Día
cuatro
Siempre
me dijeron que me parecía mucho a mi abuela. Algunas fotos de ella a mi edad muestran
que es cierto y eso me halaga. Leticia era una mujer coqueta, le gustaba la
atención de los hombres en la calle y hasta ya mayor, mientras tuvo la motricidad
para hacerlo, se acicalaba hasta para pasar el día encerrada en su cuarto.

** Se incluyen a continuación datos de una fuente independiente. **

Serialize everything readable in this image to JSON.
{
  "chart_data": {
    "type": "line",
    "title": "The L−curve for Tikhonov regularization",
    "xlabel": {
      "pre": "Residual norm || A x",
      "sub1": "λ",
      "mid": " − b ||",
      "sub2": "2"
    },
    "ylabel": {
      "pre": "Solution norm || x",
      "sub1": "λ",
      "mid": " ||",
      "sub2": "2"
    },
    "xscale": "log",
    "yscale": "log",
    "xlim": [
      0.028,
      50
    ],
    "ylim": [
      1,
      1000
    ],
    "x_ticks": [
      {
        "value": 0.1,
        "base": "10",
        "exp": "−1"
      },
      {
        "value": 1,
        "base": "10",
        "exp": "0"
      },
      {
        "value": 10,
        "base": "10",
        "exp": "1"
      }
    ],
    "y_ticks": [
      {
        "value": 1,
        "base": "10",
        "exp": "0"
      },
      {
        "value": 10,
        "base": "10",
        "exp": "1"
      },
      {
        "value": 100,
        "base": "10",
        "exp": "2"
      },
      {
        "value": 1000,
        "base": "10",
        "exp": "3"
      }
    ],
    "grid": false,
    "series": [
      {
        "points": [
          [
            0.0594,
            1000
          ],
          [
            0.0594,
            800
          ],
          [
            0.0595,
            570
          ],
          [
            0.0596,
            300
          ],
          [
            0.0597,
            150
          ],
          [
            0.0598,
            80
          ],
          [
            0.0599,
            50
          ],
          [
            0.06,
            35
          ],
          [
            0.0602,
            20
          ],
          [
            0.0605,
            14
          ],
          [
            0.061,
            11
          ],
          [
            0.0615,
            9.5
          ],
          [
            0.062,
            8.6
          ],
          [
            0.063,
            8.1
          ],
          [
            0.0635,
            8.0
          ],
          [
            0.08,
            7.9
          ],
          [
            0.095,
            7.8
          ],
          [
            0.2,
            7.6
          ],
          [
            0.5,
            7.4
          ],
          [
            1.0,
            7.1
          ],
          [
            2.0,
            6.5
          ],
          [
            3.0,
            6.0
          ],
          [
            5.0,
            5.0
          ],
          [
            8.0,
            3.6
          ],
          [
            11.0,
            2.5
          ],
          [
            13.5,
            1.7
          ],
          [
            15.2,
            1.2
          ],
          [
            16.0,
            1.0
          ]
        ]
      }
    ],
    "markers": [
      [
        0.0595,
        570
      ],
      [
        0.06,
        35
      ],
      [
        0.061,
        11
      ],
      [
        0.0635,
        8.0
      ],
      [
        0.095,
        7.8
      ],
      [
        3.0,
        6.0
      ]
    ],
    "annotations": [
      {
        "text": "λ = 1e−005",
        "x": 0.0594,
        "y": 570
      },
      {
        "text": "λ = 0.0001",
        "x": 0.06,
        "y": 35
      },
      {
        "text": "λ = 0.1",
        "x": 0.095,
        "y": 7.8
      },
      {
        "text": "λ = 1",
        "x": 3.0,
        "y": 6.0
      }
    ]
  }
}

Recuerdo encontrarla en la mitad de la mañana cogiendo la luz del pequeño jardín
que quedaba frente a su cuarto. Se paraba en un lugar estratégico para que
un rayo de luz le diera en la cara y pudiera depilarse las cejas con una pinza,
espejo en mano. Ya cuando la vista le empezó a fallar, estando yo en el
colegio, iba hasta el estudio donde yo pasaba el tiempo haciendo tareas o
chateando (en ICQ o MSN), para que la ayudara con los pelos que no veía. Los
pelos de la ceja, los pelos de la barba. Con la luz en su cara veía su piel
blanca, suave, pecosa. Sus cejas arqueadas, perfectas, eran todo lo que envidié
no haber sacado de ella. Le quitaba los pelos de las cejas, las recorría con
los dedos y le decía: “listo”.
Hoy
es 7 de agosto, es festivo, pero me levanté temprano a trotar. Usé los tenis
blancos de mi mamá. Troté por 40 minutos. Mi horóscopo dice que es el mejor
momento para mejorar todo de mi, especialmente mi estado físico. Yo le creo a
los astros.
Me
estiré frente al palo de mango y papá, que estaba en el estudio con la
puerta del patio abierta, me invitó a pasar un rato. Me senté, nos tomamos
un jugo, miramos el mapa, hablamos de Irák, de Siria, de Palestina, de Israel.
Hablamos del clima, hablamos de salsa. Luego nos quedamos callados y cada uno
se sumergió en sus propias tareas.
Papá
está preocupado, mis planes de vida se ejecutan lentamente y me acerco a los 30. Va
perdiendo la fe en algunas cosas, ya uno a esta edad no es un prodigio.